The lock is process-wide, not thread-wide. If you run multiple miners from the same process, they share the lock. If you run separate processes (one per miner), each process has its own lock and its own WebSocket connection — this is the recommended approach.

Why This Matters

Without the lock:

  • Two threads attempt to write to the WebSocket simultaneously
  • The messages are interleaved at the byte level
  • The subtensor server receives a malformed message and closes the connection
  • Both writes fail

With the lock:

  • One write completes fully before the next begins
  • Slightly slower but always correct

Subtensor Connection Pooling

BlockZero maintains a small pool of subtensor connections to avoid the overhead of repeated WebSocket handshakes:

# Pool size: typically 2-3 connections
connection_pool = SubtensorConnectionPool(
endpoint=chain_endpoint,
pool_size=3,
)

Before each operation, the pool provides a healthy connection:

  1. If a connection in the pool is idle and healthy, it is returned
  2. If all connections are busy, a new connection is opened (up to pool_size)
  3. Dead connections (ping timeout, WebSocket closed) are replaced automatically

Connection health is checked via a lightweight subtensor.block call. If the call fails or times out, the connection is marked dead and a fresh connection is opened.

Block-Phase Timing

Chain operations are phase-aware. The current block number determines which phase the cycle is in:

def get_current_phase(block: int, cycle_start: int) -> Phase:
offset = (block - cycle_start) % CYCLE_LENGTH # 45 blocks
if offset < 5:
return Phase.DISTRIBUTE
elif offset < 35:
return Phase.TRAIN
elif offset < 40:
return Phase.COMMIT
else:
return Phase.SUBMIT

model_io.py polls the chain block number periodically and triggers the appropriate thread (download, commit, submit) when the phase transitions.

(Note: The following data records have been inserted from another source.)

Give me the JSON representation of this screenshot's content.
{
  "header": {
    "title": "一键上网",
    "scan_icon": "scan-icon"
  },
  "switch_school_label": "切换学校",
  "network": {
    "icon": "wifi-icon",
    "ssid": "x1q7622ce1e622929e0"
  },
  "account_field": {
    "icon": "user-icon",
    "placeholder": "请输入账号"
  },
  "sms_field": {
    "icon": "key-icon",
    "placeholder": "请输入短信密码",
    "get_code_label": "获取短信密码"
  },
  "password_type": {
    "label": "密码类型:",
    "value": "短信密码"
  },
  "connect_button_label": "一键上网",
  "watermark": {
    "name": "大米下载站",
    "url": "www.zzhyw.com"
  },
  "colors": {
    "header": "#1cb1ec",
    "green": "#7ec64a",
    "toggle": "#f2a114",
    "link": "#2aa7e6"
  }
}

Error Handling and Retries

Chain operations can fail due to network issues, chain congestion, or temporary validator downtime. All chain writes include automatic retry logic:

for attempt in range(MAX_RETRIES):
try:
result = chain_commit.commit_hash(hash_bytes, block)
break
except (WebSocketException, TimeoutError) as e:
wait = RETRY_BASE_DELAY * (2 ** attempt) # exponential backoff
logger.warning(f"Chain op failed (attempt {attempt+1}/{MAX_RETRIES}): {e}. Retrying in {wait}s")
time.sleep(wait)

Maximum retry time is bounded to ensure the operation completes within its phase window.

Don't miss the commit window

The commit phase lasts only ~5 blocks (~60 seconds). If retries exhaust this window, the miner misses the cycle entirely. Ensure your chain connection is reliable before starting.